El senador impasible fue durante mucho tiempo un auténtico superviviente. Se salvó de la caza de brujas por la conspiración de Pisón y sobrevivió también a otras persecuciones. Su estrategia fue retirarse de la vida pública y darle la espalda a sus obligaciones como senador: dejó de ir a la curia, rechazó proclamar el discurso de año nuevo cuando se le ofreció, no asistió a la ceremonia en la que se le otorgaba el importante cargo de sacerdote quindecenviro, y así un largo etcétera. Finalmente, en el año 66, Nerón hizo que Trasea fuera acusado de sedición ante la curia.

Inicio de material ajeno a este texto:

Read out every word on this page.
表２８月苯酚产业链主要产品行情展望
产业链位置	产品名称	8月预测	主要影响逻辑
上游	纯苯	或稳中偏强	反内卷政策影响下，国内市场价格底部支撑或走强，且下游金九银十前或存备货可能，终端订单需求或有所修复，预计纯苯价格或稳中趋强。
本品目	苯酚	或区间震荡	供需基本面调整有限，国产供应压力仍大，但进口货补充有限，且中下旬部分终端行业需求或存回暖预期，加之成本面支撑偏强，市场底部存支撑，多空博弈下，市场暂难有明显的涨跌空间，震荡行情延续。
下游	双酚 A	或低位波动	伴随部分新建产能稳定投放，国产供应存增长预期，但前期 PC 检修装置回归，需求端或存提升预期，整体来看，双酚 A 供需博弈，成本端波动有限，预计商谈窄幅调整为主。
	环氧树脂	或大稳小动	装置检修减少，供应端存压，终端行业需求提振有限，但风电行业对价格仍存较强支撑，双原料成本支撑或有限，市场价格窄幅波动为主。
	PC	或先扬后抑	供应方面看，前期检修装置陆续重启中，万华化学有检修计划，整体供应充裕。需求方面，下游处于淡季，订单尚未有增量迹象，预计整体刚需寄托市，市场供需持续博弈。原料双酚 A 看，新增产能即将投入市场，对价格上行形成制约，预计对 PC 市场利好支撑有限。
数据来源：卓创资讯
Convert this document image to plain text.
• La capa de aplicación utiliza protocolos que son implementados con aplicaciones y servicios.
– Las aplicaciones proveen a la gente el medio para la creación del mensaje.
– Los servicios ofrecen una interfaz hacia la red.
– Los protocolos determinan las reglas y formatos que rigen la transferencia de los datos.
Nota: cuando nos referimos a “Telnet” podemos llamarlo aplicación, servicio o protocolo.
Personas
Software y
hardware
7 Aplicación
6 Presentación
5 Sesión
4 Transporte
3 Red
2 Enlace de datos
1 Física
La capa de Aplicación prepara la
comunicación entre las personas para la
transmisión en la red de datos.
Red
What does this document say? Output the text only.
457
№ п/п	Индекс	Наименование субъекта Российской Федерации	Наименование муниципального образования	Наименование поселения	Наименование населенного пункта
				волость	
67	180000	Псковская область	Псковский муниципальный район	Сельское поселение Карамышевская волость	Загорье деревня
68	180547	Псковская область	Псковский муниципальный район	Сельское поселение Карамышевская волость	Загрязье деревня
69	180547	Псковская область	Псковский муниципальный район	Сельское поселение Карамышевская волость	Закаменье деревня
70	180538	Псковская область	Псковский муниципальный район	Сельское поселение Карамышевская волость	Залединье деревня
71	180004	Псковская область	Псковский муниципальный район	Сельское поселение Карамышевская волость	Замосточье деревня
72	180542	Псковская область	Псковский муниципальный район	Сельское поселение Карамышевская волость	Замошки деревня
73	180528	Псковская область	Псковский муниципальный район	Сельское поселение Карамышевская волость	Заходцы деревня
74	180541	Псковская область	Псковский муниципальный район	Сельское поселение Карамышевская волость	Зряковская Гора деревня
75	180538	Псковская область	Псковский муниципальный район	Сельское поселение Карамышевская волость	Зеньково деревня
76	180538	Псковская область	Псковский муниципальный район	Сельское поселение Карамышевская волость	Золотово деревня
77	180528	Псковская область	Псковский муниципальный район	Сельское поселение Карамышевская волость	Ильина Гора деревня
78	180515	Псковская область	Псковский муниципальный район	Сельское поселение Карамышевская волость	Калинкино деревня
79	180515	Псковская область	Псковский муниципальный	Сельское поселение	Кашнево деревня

El patricio se hallaba en sus jardines cuando recibió la noticia de que el emperador le concedía la gracia de elegir su propia muerte. Según cuenta Tácito, allí mismo se abrió las venas y, mientras su sangre regaba el suelo, se dirigió al emisario: «Hagamos –dijo– una libación a Júpiter Liberador. Mira, joven, ¡y que los dioses prohíban este presagio! Por otro lado, a ti te ha tocado nacer en estos tiempos en los que conviene fortalecer el alma mediante ejemplos de rectitud».
Nerón, enemigo público
Igual que Trasea, fueron cayendo poco a poco los enemigos de Nerón o de los senadores afines al emperador. No por ello, sin embargo, logró el césar una completa seguridad. Los numerosos asesinatos que ordenó –incluyendo los de su madre Agripina, su primera esposa, Octavia, y su segunda esposa, Popea–, el saqueo permanente de los tesoros de los templos y de las arcas de las provincias para pagar sus correrías y la humillación constante a la que sometió a las familias más antiguas de Roma hicieron que su impopularidad acabara por desbordarse.
Finalmente,
las legiones en las provincias empezaron a desertar, el pueblo se
atrevía a abuchearlo en el teatro y el Senado, que siempre había actuado
de manera oportunista y mantuvo su actitud aduladora hasta el final,
decidió declararlo enemigo público cuando vio que a Nerón no le quedaban
apoyos. El 9 de junio del año
68, Nerón dejó la ciudad de Roma
prácticamente sólo en medio de la oscuridad de la noche. Oculto en una
villa de su propiedad, sin amigos a su alrededor, ordenó a su fiel liberto Epafrodito que acabase con su vida clavándole un puñal en la garganta.